Can any one help me?This tank car derails on every switch or dimond. It is A roundhouse ADM. I have put P2K wheels on it. It also has Kadee copulers. [:(!][:(!][:(!][:(!][:(!]
More info please
Type, make, model, coupleers, where it’s derailing, ect.
Jay
Off the top and w/o any infor sounds like a wheel set replacement
Are you using the right size wheels??
Does it happen at a certain place…turnouts, crossover, when being pushed? Talgo trucks or body mounted couplers?
First I’d check gauge on all the wheels.
Next check swing on the trucks to see if they catch on anything.
Then I’d temporarily swap the trucks with a known good car to see how both the other car and the tank perform.
If it passes all these, then I’d check coupler movement and height…
Check the car’s weight. I have found that most tank cars are to light.
Not only are many tank cars too light, but due to their construction the weight we do add makes them a little top heavy. Mantua had the right idea years ago – the tank was in two parts, the bottom that attached to the frame was metal and the top part was plastic. But that did create a pretty obvious seam.
Dave Nelson
Here is what I do on all cars for weight. I guess I’m just getting cheap but I fill them with plaster before asembling them. Tank cars are one of the worst cars for derailing and this has helped immensely. After doing two or three box cars and covered hoppers you soon learn how much is needed. Any that leaks out is just wiped off with a damp rag before weathering. May not be the highest tech solution but it is easy. I once decided it may be better to cast a square log and cut off pieces to put in box cars that approached NMRA weight levels but then I had the dust and glue to contend with so I went back to just pouring it into an upside down shell.
I built several Roundhouse Tank Train tank cars and found out that if the saddle and end sill are not perfectly positioned the truck shows poor
riding quality and is prone to derail. There is no solution than to carefully remove both the saddle and end sill and repostition them.
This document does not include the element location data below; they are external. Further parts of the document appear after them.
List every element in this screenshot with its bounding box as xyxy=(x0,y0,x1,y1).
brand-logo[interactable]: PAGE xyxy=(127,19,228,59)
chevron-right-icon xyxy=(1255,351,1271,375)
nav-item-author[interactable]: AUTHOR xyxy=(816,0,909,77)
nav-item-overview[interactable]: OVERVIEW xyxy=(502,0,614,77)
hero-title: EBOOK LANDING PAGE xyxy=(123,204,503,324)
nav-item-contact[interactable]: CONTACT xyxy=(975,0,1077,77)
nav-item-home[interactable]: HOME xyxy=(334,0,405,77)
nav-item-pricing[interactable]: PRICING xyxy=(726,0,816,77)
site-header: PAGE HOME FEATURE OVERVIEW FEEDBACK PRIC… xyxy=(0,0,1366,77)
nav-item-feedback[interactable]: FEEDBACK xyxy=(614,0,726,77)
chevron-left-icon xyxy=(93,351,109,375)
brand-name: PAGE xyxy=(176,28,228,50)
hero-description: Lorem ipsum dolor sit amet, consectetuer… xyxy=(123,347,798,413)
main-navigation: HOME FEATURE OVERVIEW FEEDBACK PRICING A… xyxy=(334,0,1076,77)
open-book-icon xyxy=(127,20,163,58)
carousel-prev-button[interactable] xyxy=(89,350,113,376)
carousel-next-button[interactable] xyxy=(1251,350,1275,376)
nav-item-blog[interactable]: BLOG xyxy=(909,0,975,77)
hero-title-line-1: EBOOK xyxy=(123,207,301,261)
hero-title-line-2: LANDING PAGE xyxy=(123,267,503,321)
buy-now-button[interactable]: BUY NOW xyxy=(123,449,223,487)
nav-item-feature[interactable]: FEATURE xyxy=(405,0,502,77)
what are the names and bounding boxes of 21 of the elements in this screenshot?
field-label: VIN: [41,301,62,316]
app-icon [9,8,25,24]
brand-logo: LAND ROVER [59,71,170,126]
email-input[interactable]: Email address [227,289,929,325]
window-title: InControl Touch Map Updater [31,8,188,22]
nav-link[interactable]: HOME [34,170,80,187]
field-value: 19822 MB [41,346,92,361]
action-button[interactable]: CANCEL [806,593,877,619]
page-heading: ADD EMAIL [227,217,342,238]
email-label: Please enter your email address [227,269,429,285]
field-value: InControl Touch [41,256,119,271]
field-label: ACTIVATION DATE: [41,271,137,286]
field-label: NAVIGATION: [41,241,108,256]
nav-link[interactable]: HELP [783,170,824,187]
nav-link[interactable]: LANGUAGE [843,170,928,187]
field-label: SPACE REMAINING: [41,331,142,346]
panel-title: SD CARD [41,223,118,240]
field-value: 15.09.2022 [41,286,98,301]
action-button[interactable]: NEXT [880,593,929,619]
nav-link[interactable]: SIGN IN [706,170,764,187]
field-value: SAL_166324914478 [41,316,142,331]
Lack of Weight caused my N scale tank cars to derail like that too. I considered lead fishing sinkers or BB like balls. Plaster through a hole in the bottom might be just the thing, seal it with wax or such to set upright to harden. Humm… model power cars!
Light weight, had the cars been properly weighted 33 years ago, might not have put
the train away so long.
You can’t always blame the wheels – it could easily be the coupler trip pin hanging down too low and catching on the turnouts and crossovers as the car goes through. I’ve had that problem several times, and the trip pin is always the first thing I check. Roll the car through a turnout or crossover by hand and watch the coupler trip pin to make sure it is not catchng on frogs, etc.
WOW.
On the lighter side of your problem, maybe it’s the liquid inside.
You know how it sloshes back and forth and side to side ?
Well, sometimes the wheels come off the tracks and miss
the joint and derail. Now, this could be a HUGE MESS if it spills.
In the meantime, try to add some weight to the bottom and see if
it fixes the problem. OH, and DO NOT ADD LIQUID !!! (funny)
ken_ecr
Yeah…cause if you think the new RTR models are expensive…just wait till you have to buy a HO scale HAZMAT clean up crew…talk about expensive, not too mention all the inevitable 1/87 scale lawsuits that will arise as the result of a tank car derailment…your budget will be gone right there…
I’ve read about something similar but using sand instead of plaster.